Die Mikroalgenzuchtanlage "Hanging Gardens" in Bruck an der Leitha soll mithilfe von Sonnenenergie zu einer alternativen Energiequelle der Zukunft werden. 22 Tanks stehen auf 500 m2.

Foto: Ecoduna

Wien - "Die Frage ist nicht, ob Algen eine wichtige Rolle als Grundstoff für Energiegewinnung spielen, sondern ab wann", sagte Martin Mohr, Geschäftsführer von Ecoduna, dem STANDARD. Das 2008 gegründete Unternehmen hat im Vorjahr eine erste Mikroalgenanlage bei einem Braunkohlekraftwerk des Energiekonzerns Vattenfall im deutschen Senftenberg in Betrieb genommen.
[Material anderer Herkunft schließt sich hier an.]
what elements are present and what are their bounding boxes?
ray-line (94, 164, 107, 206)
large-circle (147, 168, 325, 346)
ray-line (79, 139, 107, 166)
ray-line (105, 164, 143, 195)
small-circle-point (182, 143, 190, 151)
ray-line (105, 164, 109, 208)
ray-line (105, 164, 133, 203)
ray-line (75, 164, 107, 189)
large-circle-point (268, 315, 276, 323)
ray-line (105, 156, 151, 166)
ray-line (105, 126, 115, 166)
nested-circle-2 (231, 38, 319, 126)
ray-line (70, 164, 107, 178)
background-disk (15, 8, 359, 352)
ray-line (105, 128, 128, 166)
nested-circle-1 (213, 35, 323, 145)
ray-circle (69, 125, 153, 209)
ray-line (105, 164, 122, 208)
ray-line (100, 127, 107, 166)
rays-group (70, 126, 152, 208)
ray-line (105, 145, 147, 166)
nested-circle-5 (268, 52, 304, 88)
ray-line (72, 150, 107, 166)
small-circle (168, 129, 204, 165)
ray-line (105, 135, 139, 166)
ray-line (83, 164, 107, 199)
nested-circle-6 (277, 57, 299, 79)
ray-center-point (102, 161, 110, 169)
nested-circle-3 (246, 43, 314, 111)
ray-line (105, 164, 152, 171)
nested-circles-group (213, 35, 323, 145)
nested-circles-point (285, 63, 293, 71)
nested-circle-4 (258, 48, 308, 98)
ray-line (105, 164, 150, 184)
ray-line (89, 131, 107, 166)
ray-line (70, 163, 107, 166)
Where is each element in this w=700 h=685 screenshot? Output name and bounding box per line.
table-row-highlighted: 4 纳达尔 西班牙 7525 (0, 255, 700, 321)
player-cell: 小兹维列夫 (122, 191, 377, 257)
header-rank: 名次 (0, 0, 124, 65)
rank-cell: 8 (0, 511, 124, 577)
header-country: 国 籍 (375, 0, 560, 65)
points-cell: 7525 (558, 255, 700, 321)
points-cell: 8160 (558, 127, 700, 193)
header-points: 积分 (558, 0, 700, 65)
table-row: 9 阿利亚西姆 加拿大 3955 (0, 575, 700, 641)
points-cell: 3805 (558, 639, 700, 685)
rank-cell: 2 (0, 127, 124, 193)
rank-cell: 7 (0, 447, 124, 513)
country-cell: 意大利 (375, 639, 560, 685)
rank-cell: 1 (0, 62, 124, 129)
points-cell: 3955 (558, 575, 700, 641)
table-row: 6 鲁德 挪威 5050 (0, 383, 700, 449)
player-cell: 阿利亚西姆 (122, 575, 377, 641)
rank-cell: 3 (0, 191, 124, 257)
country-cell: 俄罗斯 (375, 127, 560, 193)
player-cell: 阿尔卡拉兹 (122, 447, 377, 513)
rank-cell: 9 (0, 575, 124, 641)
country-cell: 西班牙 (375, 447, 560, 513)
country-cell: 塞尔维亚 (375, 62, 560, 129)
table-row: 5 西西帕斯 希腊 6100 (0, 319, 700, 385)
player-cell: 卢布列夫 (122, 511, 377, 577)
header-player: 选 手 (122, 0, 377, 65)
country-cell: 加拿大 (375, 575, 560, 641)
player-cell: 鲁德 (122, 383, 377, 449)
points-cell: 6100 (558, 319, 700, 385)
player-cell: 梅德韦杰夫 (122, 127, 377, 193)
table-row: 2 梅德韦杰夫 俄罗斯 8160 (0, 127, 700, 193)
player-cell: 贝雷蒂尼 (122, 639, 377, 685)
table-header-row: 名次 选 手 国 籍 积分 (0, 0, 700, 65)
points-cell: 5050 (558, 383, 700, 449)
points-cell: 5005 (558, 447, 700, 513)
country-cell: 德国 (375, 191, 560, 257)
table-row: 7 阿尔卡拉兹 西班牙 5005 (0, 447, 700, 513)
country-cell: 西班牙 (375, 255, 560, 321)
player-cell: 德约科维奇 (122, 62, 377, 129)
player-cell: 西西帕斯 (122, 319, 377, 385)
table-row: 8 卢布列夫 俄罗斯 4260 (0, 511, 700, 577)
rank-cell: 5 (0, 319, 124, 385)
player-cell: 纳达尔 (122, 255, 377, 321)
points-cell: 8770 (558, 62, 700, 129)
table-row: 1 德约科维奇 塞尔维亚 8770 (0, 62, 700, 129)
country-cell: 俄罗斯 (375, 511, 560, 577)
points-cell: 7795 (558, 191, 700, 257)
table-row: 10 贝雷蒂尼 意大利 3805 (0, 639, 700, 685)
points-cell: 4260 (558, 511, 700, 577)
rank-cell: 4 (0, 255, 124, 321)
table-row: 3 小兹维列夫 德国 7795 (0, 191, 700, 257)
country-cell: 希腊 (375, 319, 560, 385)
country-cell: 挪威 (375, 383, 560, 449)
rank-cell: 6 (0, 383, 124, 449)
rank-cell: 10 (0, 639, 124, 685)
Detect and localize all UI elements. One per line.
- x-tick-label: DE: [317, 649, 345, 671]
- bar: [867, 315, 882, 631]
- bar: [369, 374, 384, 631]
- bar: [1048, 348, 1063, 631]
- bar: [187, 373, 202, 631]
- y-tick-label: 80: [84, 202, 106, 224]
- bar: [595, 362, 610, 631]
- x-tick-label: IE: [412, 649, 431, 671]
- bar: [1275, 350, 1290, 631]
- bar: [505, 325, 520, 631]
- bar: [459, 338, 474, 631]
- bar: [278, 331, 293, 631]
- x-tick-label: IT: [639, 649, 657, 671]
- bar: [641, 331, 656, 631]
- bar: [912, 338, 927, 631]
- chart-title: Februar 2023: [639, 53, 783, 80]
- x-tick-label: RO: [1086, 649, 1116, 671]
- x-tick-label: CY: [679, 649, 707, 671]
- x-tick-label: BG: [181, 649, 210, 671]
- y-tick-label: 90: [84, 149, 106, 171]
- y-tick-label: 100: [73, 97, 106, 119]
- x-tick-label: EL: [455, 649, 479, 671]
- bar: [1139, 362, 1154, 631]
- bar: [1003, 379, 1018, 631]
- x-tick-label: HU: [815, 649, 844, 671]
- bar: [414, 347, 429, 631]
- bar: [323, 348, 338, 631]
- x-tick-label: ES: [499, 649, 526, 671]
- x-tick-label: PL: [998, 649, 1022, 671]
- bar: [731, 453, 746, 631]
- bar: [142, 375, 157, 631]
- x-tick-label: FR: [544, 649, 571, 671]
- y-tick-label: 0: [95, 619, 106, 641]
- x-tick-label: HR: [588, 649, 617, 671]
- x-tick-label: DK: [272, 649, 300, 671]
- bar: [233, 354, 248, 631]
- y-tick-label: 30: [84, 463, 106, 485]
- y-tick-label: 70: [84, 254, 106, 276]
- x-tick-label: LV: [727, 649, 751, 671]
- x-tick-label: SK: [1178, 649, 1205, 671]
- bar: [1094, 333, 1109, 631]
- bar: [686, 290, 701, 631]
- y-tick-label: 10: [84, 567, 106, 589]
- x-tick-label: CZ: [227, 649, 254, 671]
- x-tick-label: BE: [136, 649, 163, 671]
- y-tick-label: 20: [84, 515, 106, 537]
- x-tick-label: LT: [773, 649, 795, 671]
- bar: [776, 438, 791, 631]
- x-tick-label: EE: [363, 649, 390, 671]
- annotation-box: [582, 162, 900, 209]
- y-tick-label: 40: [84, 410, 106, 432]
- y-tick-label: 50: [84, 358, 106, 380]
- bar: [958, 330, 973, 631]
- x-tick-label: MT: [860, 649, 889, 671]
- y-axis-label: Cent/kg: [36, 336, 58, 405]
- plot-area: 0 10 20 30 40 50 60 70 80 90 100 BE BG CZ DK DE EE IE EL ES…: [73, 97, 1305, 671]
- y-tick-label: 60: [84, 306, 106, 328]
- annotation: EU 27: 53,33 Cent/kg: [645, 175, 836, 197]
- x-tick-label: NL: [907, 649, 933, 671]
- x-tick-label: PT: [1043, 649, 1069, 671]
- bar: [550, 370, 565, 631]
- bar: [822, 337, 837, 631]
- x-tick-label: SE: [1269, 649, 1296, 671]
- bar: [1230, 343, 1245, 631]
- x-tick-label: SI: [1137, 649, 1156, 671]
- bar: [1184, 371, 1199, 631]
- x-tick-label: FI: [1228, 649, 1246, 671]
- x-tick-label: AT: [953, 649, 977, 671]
Heute, Donnerstag, wird in Bruck/Leitha eine zweite Anlage eingeweiht.

Sprit aus Algen

Mit einem Volumen von 100.000 Litern sei Bruck die zweitgrößte geschlossene Mikroalgenzuchtanlage weltweit, sagte Mohr. Nach einer Wachstumsphase von elf Tagen stehen die Mikroalgen als Biomasse für zahlreiche industrielle Anwendungen bereit - und leisten einen Beitrag zum Klimaschutz. Nicht nur zur Reinigung von Abwasser tragen sie bei, sie binden auch klimaschädliches CO2. Die Biomasse wird weiterverarbeitet, beispielsweise zu Biodiesel, der wiederum Autos antreibt.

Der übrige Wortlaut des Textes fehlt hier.